‘Er is een toestand waarin men niet weet of men waakt of slaapt.’ Zo begint het verhaal Juffrouw Harlekijn.
In reactie op mijn stukje schreef Rob Delvigne dat in het nummer van Mandril waarin Vaders en toverballen staat nog een verhaal van Mulisch te vinden is, getiteld Juffrouw Harlekijn. Ook dit korte verhaal werd nimmer opgenomen in een boek van Mulisch. Bovendien werd het nooit vermeld in een bibliografie van Mulisch.
In Juffrouw Harlekijn schrikt mevrouw Philips wakker van de voordeurbel. Ze gaat uit bed, loopt naar de voordeur en doet open. Voor haar staat een man die zegt een woning te zoeken. Er ontstaat een kort gesprek. Bij het afscheid noemt de man haar Juffrouw Harlekijn. In bed gaat zij twijfelen of het een droom is geweest of dat de ontmoeting met de man werkelijk heeft plaatsgevonden. Ook voor de gebeurtenissen erna geldt dat het voor mevrouw Philips noch voor de lezer duidelijk is of zij ze droomt of meemaakt.

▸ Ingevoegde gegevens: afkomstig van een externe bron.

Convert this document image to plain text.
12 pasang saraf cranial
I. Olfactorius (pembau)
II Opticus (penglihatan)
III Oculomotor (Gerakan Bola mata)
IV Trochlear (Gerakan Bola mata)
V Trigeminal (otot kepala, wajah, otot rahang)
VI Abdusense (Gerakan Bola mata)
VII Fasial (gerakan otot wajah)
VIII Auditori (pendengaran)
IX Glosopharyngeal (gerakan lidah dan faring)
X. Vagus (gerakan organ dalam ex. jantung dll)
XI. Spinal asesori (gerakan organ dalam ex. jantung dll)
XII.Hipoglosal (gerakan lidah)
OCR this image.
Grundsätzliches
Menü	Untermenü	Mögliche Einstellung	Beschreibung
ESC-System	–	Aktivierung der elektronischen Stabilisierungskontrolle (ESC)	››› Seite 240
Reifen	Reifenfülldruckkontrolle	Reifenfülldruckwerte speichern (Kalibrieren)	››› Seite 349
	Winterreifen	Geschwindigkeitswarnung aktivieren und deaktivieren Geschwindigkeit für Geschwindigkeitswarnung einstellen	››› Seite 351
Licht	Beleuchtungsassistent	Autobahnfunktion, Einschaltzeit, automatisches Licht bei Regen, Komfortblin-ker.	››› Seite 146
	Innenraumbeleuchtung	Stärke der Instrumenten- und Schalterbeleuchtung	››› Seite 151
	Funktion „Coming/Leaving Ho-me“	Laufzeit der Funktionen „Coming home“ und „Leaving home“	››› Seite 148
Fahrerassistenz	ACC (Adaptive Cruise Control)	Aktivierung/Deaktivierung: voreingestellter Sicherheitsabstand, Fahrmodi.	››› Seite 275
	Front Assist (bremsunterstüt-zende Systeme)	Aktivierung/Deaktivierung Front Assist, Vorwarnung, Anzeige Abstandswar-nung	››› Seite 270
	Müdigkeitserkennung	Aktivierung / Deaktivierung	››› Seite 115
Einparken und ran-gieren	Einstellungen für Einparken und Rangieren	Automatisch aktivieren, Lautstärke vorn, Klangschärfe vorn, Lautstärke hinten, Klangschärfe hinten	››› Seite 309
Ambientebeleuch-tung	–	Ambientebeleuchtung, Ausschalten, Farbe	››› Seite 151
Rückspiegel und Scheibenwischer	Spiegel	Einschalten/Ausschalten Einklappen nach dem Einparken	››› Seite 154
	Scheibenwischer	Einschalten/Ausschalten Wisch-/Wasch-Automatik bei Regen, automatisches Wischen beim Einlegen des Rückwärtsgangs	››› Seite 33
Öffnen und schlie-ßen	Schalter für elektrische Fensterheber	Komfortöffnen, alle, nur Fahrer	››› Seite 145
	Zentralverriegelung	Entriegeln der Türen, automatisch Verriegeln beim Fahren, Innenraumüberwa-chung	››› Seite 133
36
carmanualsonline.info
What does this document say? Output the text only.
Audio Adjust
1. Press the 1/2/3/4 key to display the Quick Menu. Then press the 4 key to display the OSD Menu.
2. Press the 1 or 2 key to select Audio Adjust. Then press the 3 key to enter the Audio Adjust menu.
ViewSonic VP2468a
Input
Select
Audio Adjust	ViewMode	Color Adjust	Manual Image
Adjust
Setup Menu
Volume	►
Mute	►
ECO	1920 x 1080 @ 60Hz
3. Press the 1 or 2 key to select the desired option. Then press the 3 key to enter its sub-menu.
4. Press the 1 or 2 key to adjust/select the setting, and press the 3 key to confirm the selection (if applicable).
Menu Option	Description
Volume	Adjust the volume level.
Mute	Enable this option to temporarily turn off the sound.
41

Het verhaal doet daarmee denken aan de episodes van troost en liederlijkheid uit het leven van de heer Tiennoppen in Het mirakel. Dat de verhalen over de heer Tiennoppen werden geschreven tussen 1952 en 1954 en Juffrouw Harlekijn verscheen in het januarinummer 1952 van Mandril zal niet toevallig zijn.
Van Het Mirakel, waarvan de eerste druk in 1955 verscheen, werd vorig jaar ter gelegenheid van Mulisch’ tiende sterfdag een herdruk gepubliceerd met een toelichting van Marita Mathijsen en een Tiennoppen-verhaal dat niet eerder in de bundel werd opgenomen, getiteld Nadering.